飲食店の営業時間は短いし、夜遅くまで遊び歩くことがなくなった。大人数で集まって飲み会を開くことがなくなった。家族の時間を大事にするようになった。日常生活ではもちろん、呼吸が苦しくなる運動をするときでさえ、外出時にはいつでもマスクをするようになった。マスク会食をするようになった。スーパーやコンビニをはじめとする、すべてのお店で入り口に検温と消毒用アルコールが設置されるようになった。

気がゆるんでいると言いつつも、人々の意識や常識が変わり、基本的な感染予防対策が社会に根付いてきているように思う。

新型コロナウイルス感染症の感染防止対策をするにあたって、一番影響を受けているのは、飲食業界である。営業時間の短縮や、酒類提供の制限など、多くの制約を課されていて、風当たりの厳しい状況が続いている。
私は自身でグルメブログを運営するくらい、食べ歩きが大好きで、お気に入りのお店を数多く持っているが、閉店に追い込まれてしまったお店も少なくない。

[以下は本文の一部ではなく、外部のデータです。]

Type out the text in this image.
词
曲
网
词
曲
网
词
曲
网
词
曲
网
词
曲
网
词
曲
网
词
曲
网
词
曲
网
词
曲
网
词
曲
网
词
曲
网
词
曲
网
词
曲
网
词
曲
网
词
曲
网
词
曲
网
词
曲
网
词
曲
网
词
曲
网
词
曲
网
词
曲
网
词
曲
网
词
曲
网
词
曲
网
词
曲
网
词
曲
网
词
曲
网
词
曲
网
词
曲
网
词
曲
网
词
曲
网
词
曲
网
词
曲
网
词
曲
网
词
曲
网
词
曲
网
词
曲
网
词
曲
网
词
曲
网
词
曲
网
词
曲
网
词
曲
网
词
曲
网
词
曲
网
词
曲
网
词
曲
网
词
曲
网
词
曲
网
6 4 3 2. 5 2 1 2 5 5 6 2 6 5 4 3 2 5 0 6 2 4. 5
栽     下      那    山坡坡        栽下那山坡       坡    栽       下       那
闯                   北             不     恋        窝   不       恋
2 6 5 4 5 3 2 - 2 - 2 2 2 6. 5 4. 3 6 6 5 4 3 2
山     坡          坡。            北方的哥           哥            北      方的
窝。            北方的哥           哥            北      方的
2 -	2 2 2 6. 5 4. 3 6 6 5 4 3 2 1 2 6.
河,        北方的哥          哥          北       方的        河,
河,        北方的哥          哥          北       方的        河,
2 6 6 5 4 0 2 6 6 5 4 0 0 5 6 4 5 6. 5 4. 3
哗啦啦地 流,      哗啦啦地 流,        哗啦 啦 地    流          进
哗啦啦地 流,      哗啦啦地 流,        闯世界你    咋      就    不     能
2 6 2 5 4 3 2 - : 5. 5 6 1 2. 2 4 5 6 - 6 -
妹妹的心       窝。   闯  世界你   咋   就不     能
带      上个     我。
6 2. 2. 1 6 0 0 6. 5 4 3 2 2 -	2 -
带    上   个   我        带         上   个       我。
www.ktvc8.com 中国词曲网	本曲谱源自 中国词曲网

国や地方自治体から支援金はでているものの、そんなはした金では足りないという声も多く聞こえてくる。国が出した規制に従っているのだから、支援をしてもらって当たり前、というのは確かにそうだ。好きなお店には末永く営業してほしいので、なるべく頻繁に利用したいし、応援もしたい。

でも、飲食店が新型コロナウイルス感染症の感染拡大のやり玉にあげられてから、もう1年近くも経つ。
コロナの影響を受けて、テレワークが進み、企業の首都圏離れが起こり、良くも悪くもこの1年ちょっとで、時代が何倍ものスピードで進んでしまったように思う。
これからまた、2020年春以前の世の中に戻る保証はない。

飲食店には、確かに風当たりが強いかもしれない。
だが、時代に合った新しい需要にこたえ、新しいビジネスチャンスをつかんでいくべきなのだと思う。

マスクがこんなに売れるなんて、UBEREATSがこんなに流行るなんて、誰が想像しただろう。

このパンデミックが人災だったのか、天災だったのかはわからない。
収まった後に世の中が元に戻るのか、そもそも感染が収束することがあるのかすらもわからない。

私たちは、こんな時代に生まれてしまった。
こんな時代の中でも、新しい生き方を受け入れて強く生きていかなくてはならない。